Saturday, December 8, 2007

Conclusion: Why Didst Thou Leave Thy Body Here?

When we have come full circle through both CSA and USA soldier’s letters and diaries we realize that slavery was one thing that both sides had fought for. It is simply irrefutable. The Civil War veterans’ later “consensus, which some voiced openly: Confederates soldiers had not fought for slavery; Union soldiers had not fought for its abolition” (68) is curious, but it is only curious as a study in the psychology of either denial or amnesia. The veterans’ own words, letters, and diaries, written in the heat of battle, preclude their later attempts to minimize slavery and demonstrated without question that black slavery was an issue for which both sides had fought and died. That is not to say it was the only reason, or that every soldier shared it, or that it was constant across times or location, or that written affidavits could be secured on every day of the war with Union soldiers vowing that they were fighting against slavery and Confederates vowing that they were fighting for it. Still, as much as there was any reason to fight, slavery was a reason. For some it was bigger, for some it was less, for some it grew, for some it shrank.

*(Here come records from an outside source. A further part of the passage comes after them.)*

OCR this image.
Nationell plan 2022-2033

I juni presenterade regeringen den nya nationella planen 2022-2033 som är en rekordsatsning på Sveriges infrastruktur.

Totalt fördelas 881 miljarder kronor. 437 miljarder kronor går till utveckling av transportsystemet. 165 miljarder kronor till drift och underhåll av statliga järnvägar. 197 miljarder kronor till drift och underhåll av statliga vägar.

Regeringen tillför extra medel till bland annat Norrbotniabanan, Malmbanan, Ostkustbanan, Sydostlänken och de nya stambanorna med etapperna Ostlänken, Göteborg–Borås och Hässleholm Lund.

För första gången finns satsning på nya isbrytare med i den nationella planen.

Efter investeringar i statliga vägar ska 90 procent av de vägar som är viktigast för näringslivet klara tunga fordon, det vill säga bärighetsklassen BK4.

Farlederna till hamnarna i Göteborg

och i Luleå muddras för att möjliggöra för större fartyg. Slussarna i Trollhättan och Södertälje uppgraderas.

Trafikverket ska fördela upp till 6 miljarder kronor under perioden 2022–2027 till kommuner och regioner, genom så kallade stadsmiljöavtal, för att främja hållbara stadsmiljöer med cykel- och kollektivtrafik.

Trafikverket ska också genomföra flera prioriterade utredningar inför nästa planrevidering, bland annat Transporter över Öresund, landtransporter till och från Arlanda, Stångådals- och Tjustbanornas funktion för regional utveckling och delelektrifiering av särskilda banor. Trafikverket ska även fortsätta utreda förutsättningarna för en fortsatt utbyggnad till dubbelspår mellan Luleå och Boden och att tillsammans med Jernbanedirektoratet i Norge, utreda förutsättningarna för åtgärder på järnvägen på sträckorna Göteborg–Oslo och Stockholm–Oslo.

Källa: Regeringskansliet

But at the end of the day, at the end of the fight, and at the end of the war any honest grave digger on a blood stained field of that most terrible conflict would have told you plainly and truly that the men he now interred hadn’t come here because then liked brass buttons. He’d tell you they hadn’t been trained to kill, and done it, because they thought it was because they liked the sight of blood sodden ground and half crushed humans. And he would tell you that their crumpled rotting corpses weren’t laying in the sun today because they hadn’t stopped to think about the reasons why they fought. No, that grave digger, that most necessary tiller of the soil, could have looked into your eyes and told you that these dead men had reasons that brought then here to leave their bodies. He could have told, and he would have, that the reasons were many, and complex, and different from time to time. But he also could have told you that slavery was a reason why they fought, for these dead men had, through their letters, said so themselves. And as McPherson has shown, that grave digger, that veiler of human life, would have been right.